Hommage poéféministe | Textes poétiques
La mort des dieux
Poème choisi, transcrit & remanié pour cette revue par Dina Sahyouni
© Crédit photo : "Première de couverture du poème", capturée par la revue LPpdm.
Dans le ciel vaporeux aux fascinants abîmes,
Au-dessus des brouillards d'argent, de cendre ou d'or,
Sur leurs trônes d'azur siégeaient les dieux sublimes,
Écoutant si vers eux nos chants montaient encor.
Ils étaient là, ces fils de notre immortel rêve.
Unis et fraternels dans leur commun séjour,
Car un même désir les enfanta sans trêve,
Car ils furent aimés du même ardent amour.
Ils étaient là, sans haine et sans amère envie :
Jupiter, Jéhovah, si promets en leur courroux,
Le grand Baal, Ishtar, déesse de la vie,
Et le pâle Jésus sous ses longs cheveux roux ;
Bouddha, dont la pitié s'épanche en flots mystiques,
Vishnou, qui de toute âme est l'éternel amant,
Allah, qu'ont célébré de belliqueux cantiques,
Et le farouche Odin, roi du nord inclément.
Et sur les fronts hautains de la célèbre foule
Régnaient le calme auguste et la sécurité :
Les siècles devant eux passeraient, sombre houle,
Mais sans pouvoir jamais ternir leur majesté.
Car l'homme, qui les fit du meilleur de son âme,
Et qui par leur splendeur s'était laissé charmer,
Quand il douterait d'eux ne serait point infâme
Assez pour les maudire et pour les blasphémer.
Mais, les enveloppant d'un respect doux et tendre,
Il bénirait toujours leurs fantômes puissants,
Qui l'ont fait espérer avant qu'il pût comprendre,
En lui donnant pour but les cieux éblouissants.
Il n'oublierait jamais que, sur sa route amère,
Eux seuls ont soutenu, guidé ses premiers pas,
Et qu'ils l'ont doucement calmé par leur chimère,
Comme on clame un enfant en lui chantant tout bas.

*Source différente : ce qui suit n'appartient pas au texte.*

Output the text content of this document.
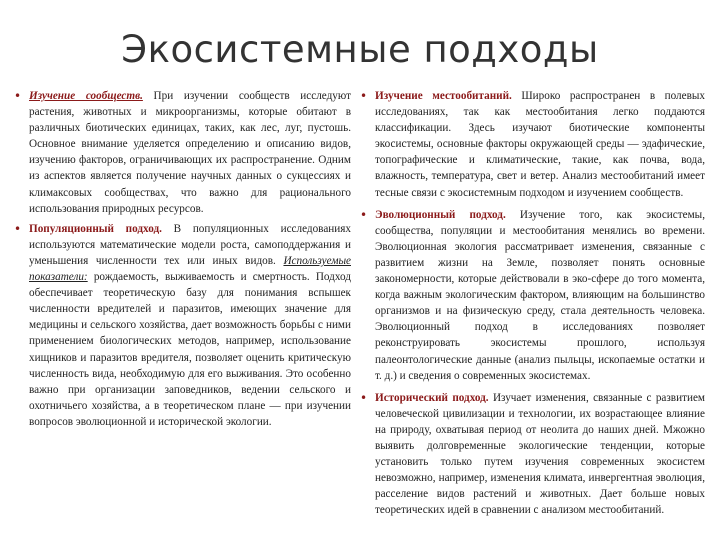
Экосистемные подходы
• Изучение сообществ. При изучении сообществ исследуют растения, животных и микроорганизмы, которые обитают в различных биотических единицах, таких, как лес, луг, пустошь. Основное внимание уделяется определению и описанию видов, изучению факторов, ограничивающих их распространение. Одним из аспектов является получение научных данных о сукцессиях и климаксовых сообществах, что важно для рационального использования природных ресурсов.
• Популяционный подход. В популяционных исследованиях используются математические модели роста, самоподдержания и уменьшения численности тех или иных видов. Используемые показатели: рождаемость, выживаемость и смертность. Подход обеспечивает теоретическую базу для понимания вспышек численности вредителей и паразитов, имеющих значение для медицины и сельского хозяйства, дает возможность борьбы с ними применением биологических методов, например, использование хищников и паразитов вредителя, позволяет оценить критическую численность вида, необходимую для его выживания. Это особенно важно при организации заповедников, ведении сельского и охотничьего хозяйства, а в теоретическом плане — при изучении вопросов эволюционной и исторической экологии.
• Изучение местообитаний. Широко распространен в полевых исследованиях, так как местообитания легко поддаются классификации. Здесь изучают биотические компоненты экосистемы, основные факторы окружающей среды — эдафические, топографические и климатические, такие, как почва, вода, влажность, температура, свет и ветер. Анализ местообитаний имеет тесные связи с экосистемным подходом и изучением сообществ.
• Эволюционный подход. Изучение того, как экосистемы, сообщества, популяции и местообитания менялись во времени. Эволюционная экология рассматривает изменения, связанные с развитием жизни на Земле, позволяет понять основные закономерности, которые действовали в эко-сфере до того момента, когда важным экологическим фактором, влияющим на большинство организмов и на физическую среду, стала деятельность человека. Эволюционный подход в исследованиях позволяет реконструировать экосистемы прошлого, используя палеонтологические данные (анализ пыльцы, ископаемые остатки и т. д.) и сведения о современных экосистемах.
• Исторический подход. Изучает изменения, связанные с развитием человеческой цивилизации и технологии, их возрастающее влияние на природу, охватывая период от неолита до наших дней. Мжожно выявить долговременные экологические тенденции, которые установить только путем изучения современных экосистем невозможно, например, изменения климата, инвергентная эволюция, расселение видов растений и животных. Дает больше новых теоретических идей в сравнении с анализом местообитаний.
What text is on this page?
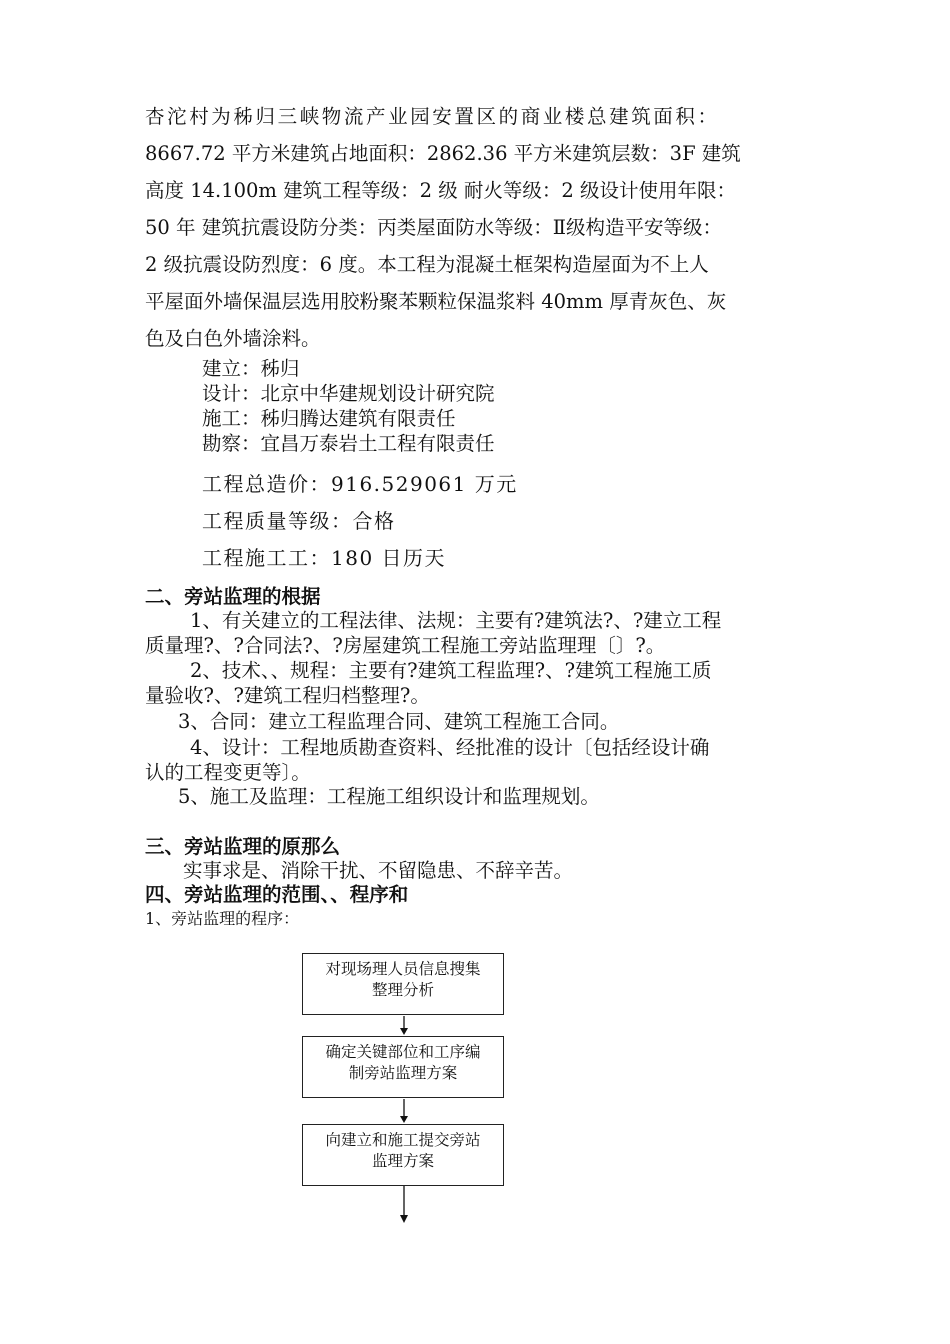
杏沱村为秭归三峡物流产业园安置区的商业楼总建筑面积：
8667.72 平方米建筑占地面积：2862.36 平方米建筑层数：3F 建筑
高度 14.100m 建筑工程等级：2 级 耐火等级：2 级设计使用年限：
50 年 建筑抗震设防分类：丙类屋面防水等级：Ⅱ级构造平安等级：
2 级抗震设防烈度：6 度。本工程为混凝土框架构造屋面为不上人
平屋面外墙保温层选用胶粉聚苯颗粒保温浆料 40mm 厚青灰色、灰
色及白色外墙涂料。
建立：秭归
设计：北京中华建规划设计研究院
施工：秭归腾达建筑有限责任
勘察：宜昌万泰岩土工程有限责任
工程总造价：916.529061 万元
工程质量等级：合格
工程施工工：180 日历天
二、旁站监理的根据
1、有关建立的工程法律、法规：主要有?建筑法?、?建立工程
质量理?、?合同法?、?房屋建筑工程施工旁站监理理〔〕?。
2、技术、、规程：主要有?建筑工程监理?、?建筑工程施工质
量验收?、?建筑工程归档整理?。
3、合同：建立工程监理合同、建筑工程施工合同。
4、设计：工程地质勘查资料、经批准的设计〔包括经设计确
认的工程变更等〕。
5、施工及监理：工程施工组织设计和监理规划。
三、旁站监理的原那么
实事求是、消除干扰、不留隐患、不辞辛苦。
四、旁站监理的范围、、程序和
1、旁站监理的程序：
对现场理人员信息搜集
整理分析
确定关键部位和工序编
制旁站监理方案
向建立和施工提交旁站
监理方案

Ainsi rêvaient les dieux au fond du ciel immense,
Quand soudain, les troublant dans leur bleu paradis,
Monta comme un long cri d'insulte et de démence :
L'homme se disait libre... et les avait maudits !
Homme, pauvre insensé que mène un vain mirage,
Maudis donc ton cerveau, ton cœur et ta raison !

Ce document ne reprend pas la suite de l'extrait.